她想起来了!关于这个邪魅男人的全部记忆。
夏紫溪知道,沈天墨就是一个妖孽。
五年前是,五年后的他邪魅之余又多了几分男人的成熟。
脑海里掀起阵阵波澜,又是一阵阵痛感传来,她敛了敛情绪,在一旁的沙发上坐下,面上露出淡雅的笑容:“沈二公子,千辛万苦将我引出来,现在可以跟我说了吗?”
沈天墨品了口红酒,修长的手指擦了擦嘴边残余的酒水,嘴角噙着一抹玩味的笑容,“不急,你不就想知道霍正霆为什么一直纠缠着你吗?”
“服务员,上酒。”
夏紫溪笑着摇头,摆了摆手:“不用,我从来不在酒吧这种地方喝酒,沈二公子,可以说了吗?”
沈天墨的眸子缩了缩,嘴角噙着的笑容变得更深:“喝了这杯酒,我就告诉你,你和霍正霆的关系。”
他的面前,一杯鲜红的液体盛在高脚杯里,如他的面庞一样,妖媚无常。
物反则妖,那杯红的如血一般的红酒,里边蕴藏着无限杀机。
“怎么?不敢吗?”
他的挑衅声一阵阵传入她的耳里,那些个公子哥和陪酒女纷纷投来嘲讽的目光,夏紫溪冷脸一笑,接过那杯红酒,仰头一口喝尽那杯红酒。
“好!”
周围响起一阵阵欢呼声,沈天墨笑着,摸了摸下颚,满目精光地望着她。
这个尤物,他从五年前就开始觊觎了,那时候被霍正霆凭空横插一脚,财大势大的霍家让他敢怒不敢言,但是五年后的今天,他不会这么轻易地放过她!
“可以了吗?沈二公子?”
她的眸眼里闪过暗色,一杯酒下肚,胃里火辣辣了起来,倏地,手臂被那男人钳住,沈天墨手一拉,将她拉进他的怀里,“做我的女人吧,夏紫溪!”
男人灼热的气息一股一股喷在她的面上,她冷起脸,奋起挣扎,可是不知为何身子一软,全身使不上力气!
那杯酒!
凤眸眯起,她望向那杯空了的玻璃杯,再看向在一旁嬉笑的那些个公子哥和陪酒小姐,她倏地明白了什么!
这是个陷阱,他以五年前的秘密引她出来,那杯酒,也是早已准备好了的!
夏紫溪额头冒起冷汗,这才深知她掉入了怎样的危险当中。
“放开我!沈天墨!你混蛋!”
她扭着身子挣扎着,身子越来越软,眼前的人也变得模糊了起来。危机感越来越强,她的心砰砰地跳个不停。
“放开你?哼,老子想了你五年了,你知道多少次梦里,你被老子压在身下!”
沈天墨的眼里闪过阴鹜之色,嘴角噙着的笑容更加邪恶,想了五年的尤物此刻正被自己揽在怀里,他恨不得当场将她……
啪!
一杯冷水猛地泼在了沈天墨的脸上,原本邪魅的脸上立马变得铁青,一滴滴水珠顺着他额前的刘海滴落下来。

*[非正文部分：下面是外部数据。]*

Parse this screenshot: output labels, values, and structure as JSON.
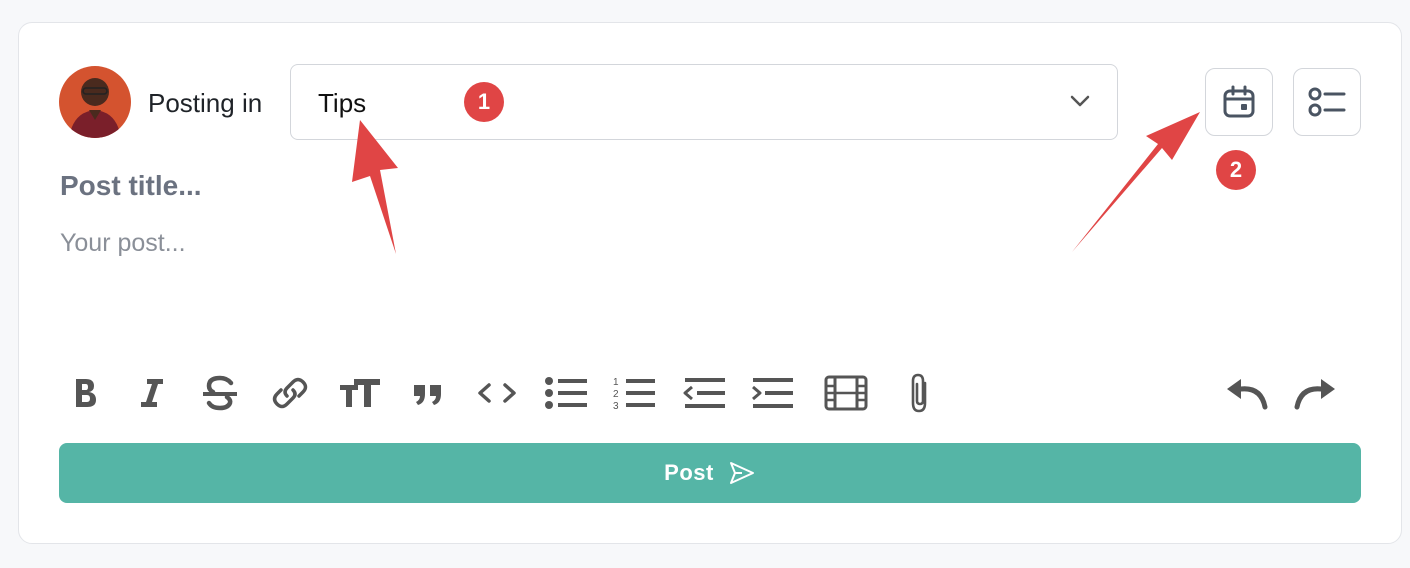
{
  "composer": {
    "posting_in_label": "Posting in",
    "space_select": {
      "value": "Tips"
    },
    "title_placeholder": "Post title...",
    "body_placeholder": "Your post...",
    "post_button_label": "Post"
  },
  "header_actions": [
    {
      "name": "schedule-post",
      "icon": "calendar-icon"
    },
    {
      "name": "post-settings",
      "icon": "checklist-icon"
    }
  ],
  "toolbar": {
    "formatting": [
      "bold-icon",
      "italic-icon",
      "strikethrough-icon",
      "link-icon",
      "text-size-icon",
      "quote-icon",
      "code-icon",
      "bullet-list-icon",
      "numbered-list-icon",
      "outdent-icon",
      "indent-icon",
      "video-icon",
      "attachment-icon"
    ],
    "history": [
      "undo-icon",
      "redo-icon"
    ]
  },
  "annotations": [
    {
      "number": "1",
      "color": "#e04545"
    },
    {
      "number": "2",
      "color": "#e04545"
    }
  ],
  "colors": {
    "accent": "#55b5a6",
    "annotation": "#e04545",
    "border": "#d3d6db"
  }
}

铁青的脸抬起,对上的却是霍正霆朝着他迎面挥来的拳头。
“连老子的女人都敢抢!是不是活腻了?”
男人的力气极大,拳头正中沈天墨俊美的脸庞,猝不及防的他跌坐在了沙发上,白皙的右脸肿了一块。
沈天墨的被打让包厢内乱成了一团,谁也没有想到这个突然闯进来的高大男人会对A市有权有势的公子哥沈天墨动手。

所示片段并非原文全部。